O coordenador do projeto, Bruno Souza Carmo, professor da Escola Politécnica da Universidade de São Paulo (POLI-USP) explica que o projeto abrange a aplicação dos sistemas híbridos em três embarcações diferentes: rebocadores (escort tugs); offshore supply vessels (que dão apoio a plataformas de exploração, responsáveis pelo transporte de suprimentos e auxílio a unidades marítimas) e shuttle tankers (navios de carga projetados para o transporte de petróleo de um campo offshore). Estes últimos trabalham com o que se chama de DP (dynamic positioning): eles precisam manter uma posição estável ao fazer operações de carga e descarga, independentemente das condições de mar e vento.

“O projeto está dividido em três fases. A primeira é avaliar a implementação dos sistemas híbridos nas embarcações utilizando baterias para armazenar energia, aliadas aos tradicionais óleos combustíveis (bunker oils), que atualmente movem as embarcações.

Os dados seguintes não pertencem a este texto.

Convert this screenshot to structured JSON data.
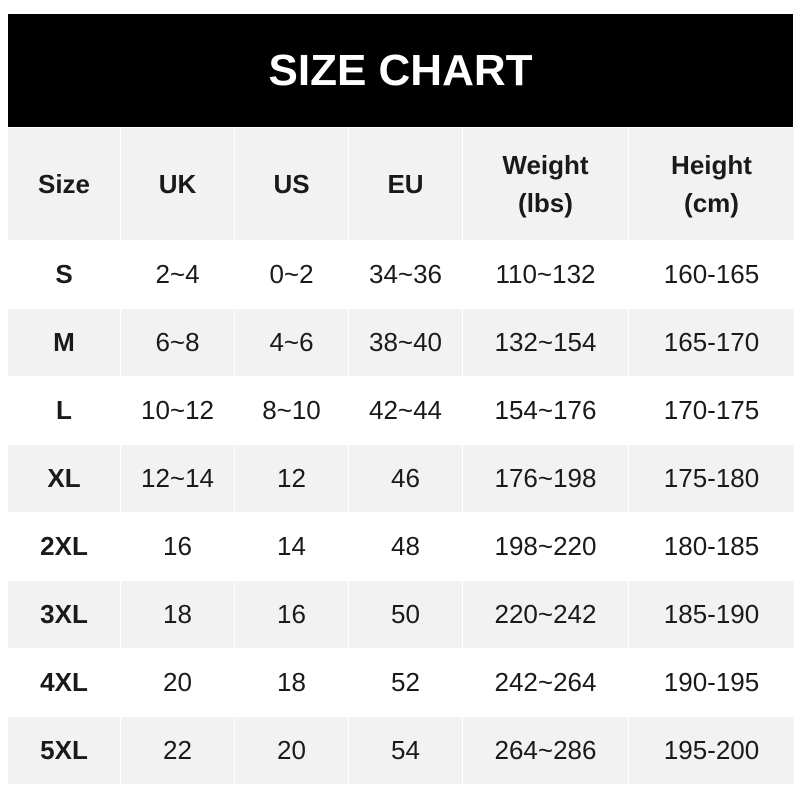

Essa primeira fase duraria cerca de dois anos.”

Segundo o engenheiro, as baterias utilizadas dependem do tipo de embarcação e de sua função. “Uma das tecnologias que vamos usar são as baterias de íons de lítio. Mas, dependendo da aplicação e da embarcação, o tipo de bateria pode diferir. Ainda não sabemos a potência da bateria que precisaremos para cada tipo de embarcação, nem o tamanho. Sabemos que será usada mais de uma: serão bancos de baterias.”

Ele explica que há uma preocupação com segurança, já que o uso de baterias em embarcações é uma coisa relativamente nova. “Será preciso projetar locais onde essas baterias ficarão, com especial atenção para a ventilação, por exemplo, já que elas esquentam. Um dos engenheiros de nossa equipe cuida exclusivamente da questão da segurança.”

A economia de combustível possibilitada pelo uso de baterias depende da embarcação. No caso de um escort tug, segundo o engenheiro, ela fica entre 20% e 30%. Carmo acrescenta que não existe ainda no mundo uma regulamentação para os híbridos em termos de aspectos de segurança, de especificação de componentes, etc. “Isso está tudo em formação, em estudo.”